I’ve always felt this pressure to accomplish something while I’m alive – to make an impact, build something big, change something fundamentally for the better. For my life’s work to matter. And for me to see the fruit it yields.
I’ll admit, that belief is pretty motivating. It’s certainly helped me make some big decisions. The Death-Pressure-Test I call it – if I were to die one month from now, is this how I’d want to spend my time? And if the answer is no, that tells me something. But sometimes, it leaves me feeling like what I’m doing now isn’t enough. I wonder if my efforts will ever lead to the impact I hope for. At its worst, these questions paralyze me.
Lately, as I’ve been meeting different parts of myself—the gatekeepers to my beliefs about value, worth, and purpose—I’ve started to wonder: what if our relationship with time is all wrong?
The other day, while meditating, I got one of those truth whispers—the kind that comes out of nowhere yet lands with certainty. Like most truths, it arrived quietly, while in nature— a gentle breeze meant to catch my attention. It said this:
Timelines are longer than we think.
The arc of our work, and our impact, stretches beyond a single lifetime. We may have a vision for how our lives will unfold while we’re here, but that’s only a small part of the story we contribute to. Maybe our real purpose—our shared purpose—is simply to choose the best path for this moment, planting seeds along the way for future hands to tend and harvest. Much like the forward-thinkers and artists who went largely unknown in their lifetimes—Van Gogh, for one— whose work now shapes how we understand and appreciate our place in the world.

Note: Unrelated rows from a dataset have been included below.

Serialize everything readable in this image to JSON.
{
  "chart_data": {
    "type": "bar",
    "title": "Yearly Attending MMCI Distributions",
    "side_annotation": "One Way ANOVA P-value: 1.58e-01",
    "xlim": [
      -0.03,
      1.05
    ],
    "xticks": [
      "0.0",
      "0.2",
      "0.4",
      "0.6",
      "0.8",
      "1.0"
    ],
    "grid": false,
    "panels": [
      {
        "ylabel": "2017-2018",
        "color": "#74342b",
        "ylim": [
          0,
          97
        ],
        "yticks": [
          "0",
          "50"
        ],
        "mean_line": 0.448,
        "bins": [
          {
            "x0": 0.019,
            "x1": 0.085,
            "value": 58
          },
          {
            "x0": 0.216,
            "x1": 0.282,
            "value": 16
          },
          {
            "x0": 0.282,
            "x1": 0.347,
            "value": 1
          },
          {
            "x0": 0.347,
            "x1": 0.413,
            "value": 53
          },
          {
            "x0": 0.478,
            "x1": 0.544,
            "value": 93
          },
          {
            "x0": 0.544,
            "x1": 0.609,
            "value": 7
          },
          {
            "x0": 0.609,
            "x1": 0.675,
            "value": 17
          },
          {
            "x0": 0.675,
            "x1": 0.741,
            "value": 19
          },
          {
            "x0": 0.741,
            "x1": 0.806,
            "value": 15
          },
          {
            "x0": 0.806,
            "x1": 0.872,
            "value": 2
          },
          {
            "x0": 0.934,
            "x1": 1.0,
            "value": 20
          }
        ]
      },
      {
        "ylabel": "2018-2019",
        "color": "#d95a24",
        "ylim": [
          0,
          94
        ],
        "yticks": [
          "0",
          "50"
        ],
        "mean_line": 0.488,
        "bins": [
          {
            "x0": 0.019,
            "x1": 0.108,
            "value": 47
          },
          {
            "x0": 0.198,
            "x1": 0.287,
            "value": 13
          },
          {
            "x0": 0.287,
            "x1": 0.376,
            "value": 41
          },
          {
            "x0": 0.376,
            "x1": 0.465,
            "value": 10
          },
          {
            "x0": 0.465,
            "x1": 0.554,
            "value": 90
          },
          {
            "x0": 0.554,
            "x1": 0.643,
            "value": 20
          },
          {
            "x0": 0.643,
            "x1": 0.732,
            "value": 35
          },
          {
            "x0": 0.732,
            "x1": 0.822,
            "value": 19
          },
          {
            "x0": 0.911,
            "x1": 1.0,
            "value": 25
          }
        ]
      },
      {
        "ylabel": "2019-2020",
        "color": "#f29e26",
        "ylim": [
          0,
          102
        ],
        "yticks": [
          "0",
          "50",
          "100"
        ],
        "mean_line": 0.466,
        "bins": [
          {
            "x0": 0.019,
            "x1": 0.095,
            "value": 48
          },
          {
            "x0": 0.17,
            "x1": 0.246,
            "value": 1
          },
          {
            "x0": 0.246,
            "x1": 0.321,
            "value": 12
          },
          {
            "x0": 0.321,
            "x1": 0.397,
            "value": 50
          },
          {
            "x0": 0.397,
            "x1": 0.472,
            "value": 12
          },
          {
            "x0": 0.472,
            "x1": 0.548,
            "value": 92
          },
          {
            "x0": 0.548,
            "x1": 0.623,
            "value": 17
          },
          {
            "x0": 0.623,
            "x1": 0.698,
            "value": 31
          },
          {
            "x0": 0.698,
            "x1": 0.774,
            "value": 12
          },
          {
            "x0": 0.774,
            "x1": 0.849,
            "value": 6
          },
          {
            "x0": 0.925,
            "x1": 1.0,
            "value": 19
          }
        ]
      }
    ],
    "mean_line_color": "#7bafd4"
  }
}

Holding life’s outcomes with a broadened view has freed me. It places a different value on the now – making it no less important, but certainly more expansive. Our choices matter, but perhaps the impact we are looking for isn’t something outside of ourselves, but right in front of us. The sum of our contributions cannot be quantified by us alone, because we only hold one part of the equation. But, we can enjoy the view we have, leaving a little more room to create freely, knowing the impact will find its own way.